Di tahun 2005, kelompok ad­vokasi konsumen di Amerika Serikat, Center for Science in the Public Interest (CSPI) mengajukan petisi yang di antaranya berisi de­sakan agar badan pengawas obat dan makanan Amerika Serikat, FDA, mencabut status garam seba­gai bahan GRAS (generally recog­nize as safe atau bahan yang dike­nal aman), dan membatasi peng­gunaan garam, dalam makanan olahan dan restoran. Namun ke­mudian, organisasi Salt Institute mendesak FDA untuk menolak petisi yang mendesak pencabutan status GRAS garam.

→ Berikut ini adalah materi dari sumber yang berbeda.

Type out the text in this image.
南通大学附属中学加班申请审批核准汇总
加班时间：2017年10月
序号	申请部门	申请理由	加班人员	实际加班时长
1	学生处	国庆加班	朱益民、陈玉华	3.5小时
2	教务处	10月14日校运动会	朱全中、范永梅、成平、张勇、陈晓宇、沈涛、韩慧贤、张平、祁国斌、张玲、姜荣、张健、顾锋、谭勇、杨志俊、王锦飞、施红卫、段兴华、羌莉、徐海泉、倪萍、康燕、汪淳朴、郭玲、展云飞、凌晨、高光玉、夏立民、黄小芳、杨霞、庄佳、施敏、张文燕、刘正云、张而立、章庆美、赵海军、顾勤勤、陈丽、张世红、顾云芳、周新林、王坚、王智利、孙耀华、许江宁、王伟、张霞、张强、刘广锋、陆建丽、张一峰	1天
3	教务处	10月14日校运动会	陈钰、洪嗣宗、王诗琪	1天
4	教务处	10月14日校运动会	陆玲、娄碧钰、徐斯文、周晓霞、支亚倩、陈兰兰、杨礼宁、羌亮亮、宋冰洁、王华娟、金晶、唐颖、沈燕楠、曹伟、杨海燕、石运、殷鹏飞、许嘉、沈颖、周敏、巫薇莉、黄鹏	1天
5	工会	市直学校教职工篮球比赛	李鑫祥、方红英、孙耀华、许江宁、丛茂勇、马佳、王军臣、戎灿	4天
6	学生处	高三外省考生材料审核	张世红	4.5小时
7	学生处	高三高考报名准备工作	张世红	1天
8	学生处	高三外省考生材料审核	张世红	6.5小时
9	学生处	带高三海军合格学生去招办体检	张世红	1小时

Karena tuntutan kesehatan, be­berapa bahan pengganti garam ke­mudian digunakan. Mengganti garam untuk produk makanan bukanlah hal yang mudah karena akan memengaruhi sifat fisik, kimia, dan cara produksi produk makanan. Bahan pengganti garam seperti kalsium klorida, magne­sium klorida, dan potasium klorida mempunyai kelemahan seperti menimbulkan after-taste (rasa yang tertinggal di lidah) yang tidak enak. Untuk itu sejumlah industri ingredients terus melakukan pengembangan bahan pengganti garam sehingga memungkinkan para produsen makanan meng­hasilkan produk makanan rendah sodium.***
Akhmad Taufik,
Alumnus Teknologi Pangan Universitas Padjadjaran.